Dans la ligne indienne, non résolue et se baigner à la main, les gendarmes tunisiens s’engagent sur une piste qui serpente entre deux rangées d’oliviers. Devant eux, les migrants fuient tandis que leurs tentes brûlent.
Immatissé, certains observent les commutateurs de fumée de quelques centaines de mètres.
Cette semaine, les autorités ont lancé une énorme opération pour détruire leur logement de fortune. « Je ne sais pas quoi faire », a déclaré Bakayo Abdelkadeur, un malien de 26 ans, deux couvertures lugubres sous son bras.
Cela fait près de deux ans que les olive Groves dans la région d’El Amra, dans le centre-est de la Tunisie, se sont transformés en camps informels pour des milliers de personnes d’Afrique subsaharienne.
Un sujet qui est devenu explosif dans le pays contre une campagne virulente contre les migrants, la cohabitation avec les résidents étant difficile et les propriétaires fonciers exigeant que les nouveaux arrivants soient chassés de leur domaine.
La tension a été montée en 2023, lorsque le président tunisien Kais Saied a lancé que « des hordes de migrants sub-sahariens » menaçaient de « changer la composition démographique » du pays.

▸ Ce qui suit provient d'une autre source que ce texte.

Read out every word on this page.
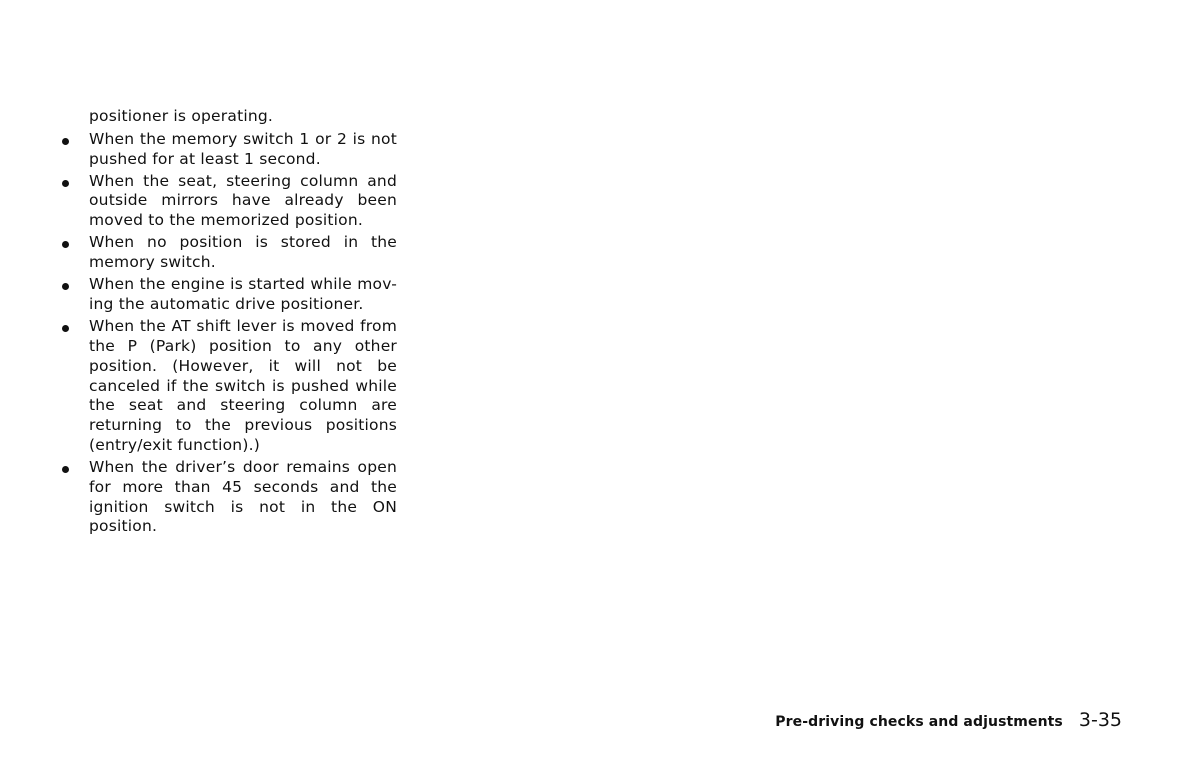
positioner is operating.
When the memory switch 1 or 2 is not pushed for at least 1 second.
When the seat, steering column and outside mirrors have already been moved to the memorized position.
When no position is stored in the memory switch.
When the engine is started while mov-ing the automatic drive positioner.
When the AT shift lever is moved from the P (Park) position to any other position. (However, it will not be canceled if the switch is pushed while the seat and steering column are returning to the previous positions (entry/exit function).)
When the driver’s door remains open for more than 45 seconds and the ignition switch is not in the ON position.
Pre-driving checks and adjustments 3-35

En arrivant en Tunisie après avoir, pour beaucoup, traversé les déserts du Mali et de l’Algérie, les migrants rêvaient de rallier la côte italienne. C’était sans compter le verrouillage de la route Sea, qui les a bloqués sur le chemin de l’Eldorado européen.
La Tunisie a conclu en 2023 un « partenariat » avec l’Union européenne, prévoyant 255 millions d’euros d’aide financière, dont près de la moitié pour lutter contre l’immigration irrégulière.
– « Confus » –
Benjamin Enna ramasse une cuillère et un sachet de jus en poudre, de maigres restes du camp « kilomètre 25 » si appelé.
Ce Nigérian de 29 ans a voulu rejoindre son frère en Italie et a dit qu’il avait survécu à un naufrage en Méditerranée. Il dit qu’il aimerait retourner dans son pays, alors qu’il aimerait travailler en Tunisie mais qu’il « réessayera » d’aller en Europe.
« C’est confus dans ma tête », admet-il.
Si leurs projets diffèrent – rentrez chez eux ou essayez malgré les obstacles pour rejoindre l’Europe – la plupart des migrants interrogés par l’AFP autour d’El Amra s’entendent sur une chose: ils veulent quitter la Tunisie dès que possible.
« Nous avons beaucoup souffert », a déclaré Camara Hassan, 25 ans, qui a étudié les relations internationales en Guinée et prétend avoir passé deux mois en prison en Tunisie.
Le chemin vers l’Europe peut sembler fermé, il ne perd pas espoir. « D’une manière ou d’une autre, nous irons de toute façon », dit-il.
« Moi, je veux retourner en Côte d’Ivoire, mais l’OIM (l’Organisation internationale de migration) est pleine », a déclaré un autre jeune homme avant de fuir à l’approche du véhicule de la Garde nationale.
Visiblement Harassé, un Camerounien de 29 ans préférant rester anonyme dit sa tourmente.
« C’est horrible », a déclaré la jeune femme. « Ils nous traitent comme si nous n’étions pas des êtres humains ».
– Nouveaux camps? –
Le porte-parole de la Garde nationale, Houcem Eddine Jebabli, assure que le démantèlement a été fait de manière « humaine », soulignant que ses hommes n’utilisaient pas de gaz lacrymogène.
Interrogé sur le sort des migrants maintenant que leurs camps ont été détruits, le directeur a déclaré à l’AFP qu’une grande partie allait bénéficier de « rendements volontaires », tandis qu’un autre « dispersé dans la nature ».
Au 2 avril, l’OIM a déclaré qu’elle avait déjà procédé à 1 740 rendements volontaires, après près de 7 000 l’an dernier, le triple de 2023.
Cette opération de poinçonnage des autorités, utilisant des dizaines de policiers et de tracteurs, laisse Sceptical Romedhane Ben Amor, du Forum tunisien de l’ONG pour les droits économiques et sociaux (FTDES).
Pour lui, c’est une tentative de « disperser les migrants autant que possible pour calmer les tensions au sein de la population locale ».
Une stratégie qui, à son avis, « ne réussira pas ». « Les migrants se réuniront et construiront de nouveaux camps parce qu’ils n’ont pas d’abri », dit-il.
Samedi, à quelques kilomètres d’El Amra, les migrants ont marché sur la route, vers d’autres olive Groves.